To Kill a Mockingbird, Harper Lee
Harper Lee wrote one of the most important, controversial, beloved, and well-known American books of the last century, and she hasn’t given us another book since. That’s basically the literary equivalent to dropping the mic.
In Search of Lost Time, Marcel Proust
If you’re going to write one book that everybody remembers you for, you may as well stretch it out for seven big volumes. And while, yes, Proust did write other things, they’ve all been pretty much eclipsed by the biggest book you will likely ever attempt to read.

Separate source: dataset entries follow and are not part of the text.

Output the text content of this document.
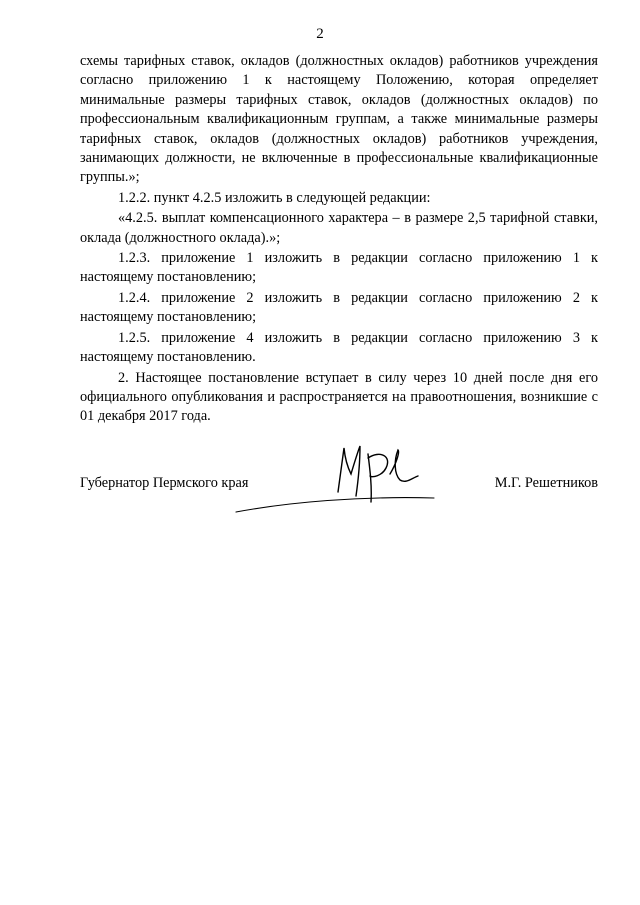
2

схемы тарифных ставок, окладов (должностных окладов) работников учреждения согласно приложению 1 к настоящему Положению, которая определяет минимальные размеры тарифных ставок, окладов (должностных окладов) по профессиональным квалификационным группам, а также минимальные размеры тарифных ставок, окладов (должностных окладов) работников учреждения, занимающих должности, не включенные в профессиональные квалификационные группы.»;

1.2.2. пункт 4.2.5 изложить в следующей редакции:

«4.2.5. выплат компенсационного характера – в размере 2,5 тарифной ставки, оклада (должностного оклада).»;

1.2.3. приложение 1 изложить в редакции согласно приложению 1 к настоящему постановлению;

1.2.4. приложение 2 изложить в редакции согласно приложению 2 к настоящему постановлению;

1.2.5. приложение 4 изложить в редакции согласно приложению 3 к настоящему постановлению.

2. Настоящее постановление вступает в силу через 10 дней после дня его официального опубликования и распространяется на правоотношения, возникшие с 01 декабря 2017 года.

Губернатор Пермского края	М.Г. Решетников
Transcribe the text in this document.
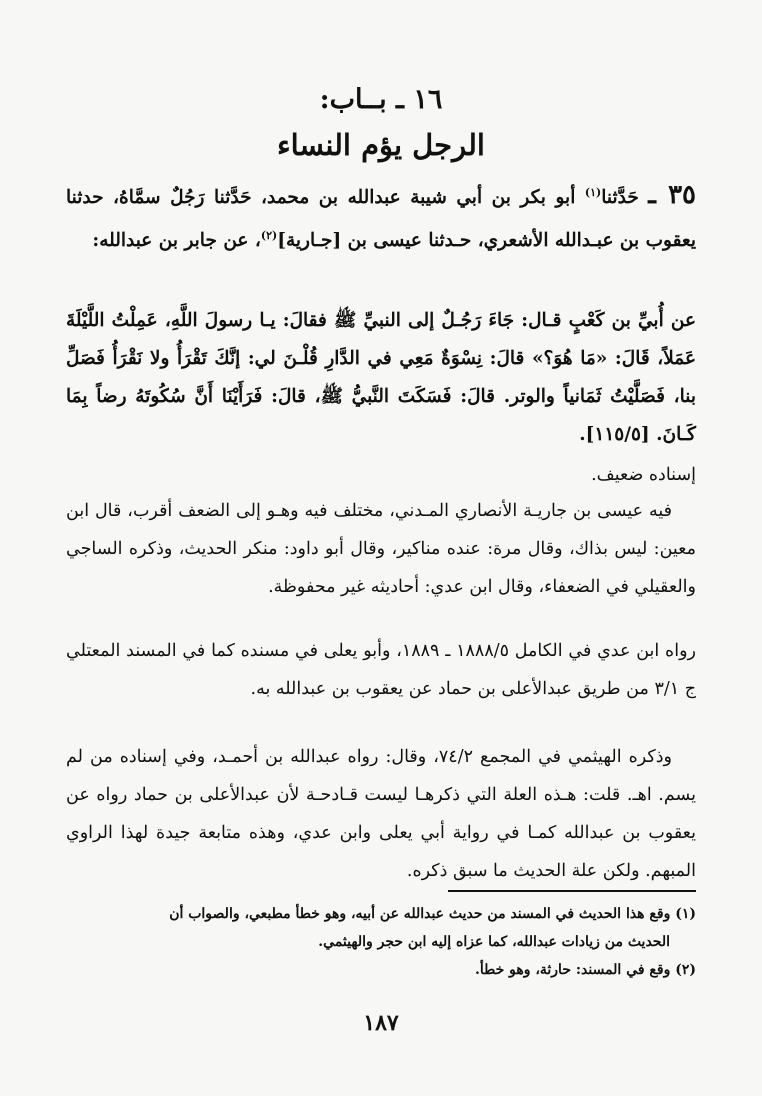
١٦ ـ بــاب:
الرجل يؤم النساء

٣٥ ـ حَدَّثنا$^{(١)}$ أبو بكر بن أبي شيبة عبدالله بن محمد، حَدَّثنا رَجُلٌ سمَّاهُ، حدثنا يعقوب بن عبـدالله الأشعري، حـدثنا عيسى بن [جـارية]$^{(٢)}$، عن جابر بن عبدالله:

عن أُبيِّ بن كَعْبٍ قـال: جَاءَ رَجُـلٌ إلى النبيِّ ﷺ فقالَ: يـا رسولَ اللَّهِ، عَمِلْتُ اللَّيْلَةَ عَمَلاً، قَالَ: «مَا هُوَ؟» قالَ: نِسْوَةٌ مَعِي في الدَّارِ قُلْـنَ لي: إنَّكَ تَقْرَأُ ولا نَقْرَأُ فَصَلِّ بنا، فَصَلَّيْتُ ثَمَانياً والوتر. قالَ: فَسَكَتَ النَّبيُّ ﷺ، قالَ: فَرَأَيْنَا أَنَّ سُكُوتَهُ رضاً بِمَا كَـانَ. [١١٥/٥].

إسناده ضعيف.

فيه عيسى بن جاريـة الأنصاري المـدني، مختلف فيه وهـو إلى الضعف أقرب، قال ابن معين: ليس بذاك، وقال مرة: عنده مناكير، وقال أبو داود: منكر الحديث، وذكره الساجي والعقيلي في الضعفاء، وقال ابن عدي: أحاديثه غير محفوظة.

رواه ابن عدي في الكامل ١٨٨٨/٥ ـ ١٨٨٩، وأبو يعلى في مسنده كما في المسند المعتلي ج ٣/١ من طريق عبدالأعلى بن حماد عن يعقوب بن عبدالله به.

وذكره الهيثمي في المجمع ٧٤/٢، وقال: رواه عبدالله بن أحمـد، وفي إسناده من لم يسم. اهـ. قلت: هـذه العلة التي ذكرهـا ليست قـادحـة لأن عبدالأعلى بن حماد رواه عن يعقوب بن عبدالله كمـا في رواية أبي يعلى وابن عدي، وهذه متابعة جيدة لهذا الراوي المبهم. ولكن علة الحديث ما سبق ذكره.

(١) وقع هذا الحديث في المسند من حديث عبدالله عن أبيه، وهو خطأ مطبعي، والصواب أن

الحديث من زيادات عبدالله، كما عزاه إليه ابن حجر والهيثمي.

(٢) وقع في المسند: حارثة، وهو خطأ.

١٨٧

Dr. Zhivago, Boris Pasternak
Even though he was a great poet, Pasternak will probably be remembered most for this novel that netted him the Nobel Prize in Literature.
Oblomov, Ivan Goncharov
One of the great Russian novels of all time, and also probably the only one by Goncharov that most people know.
The Bell Jar, Sylvia Plath
Great poet, but can you name any of her other novels?
Wuthering Heights, Emily Brontë
If you’re going to be the Brontë sister with just one book to your name, that book might as well be one of the 19th century’s greatest.
Invisible Man, Ralph Ellison
It won the National Book Award and is still considered one of the most important American novels of the 20th century, but it’s the only one published in Ellison’s lifetime, and the only one most people know by him.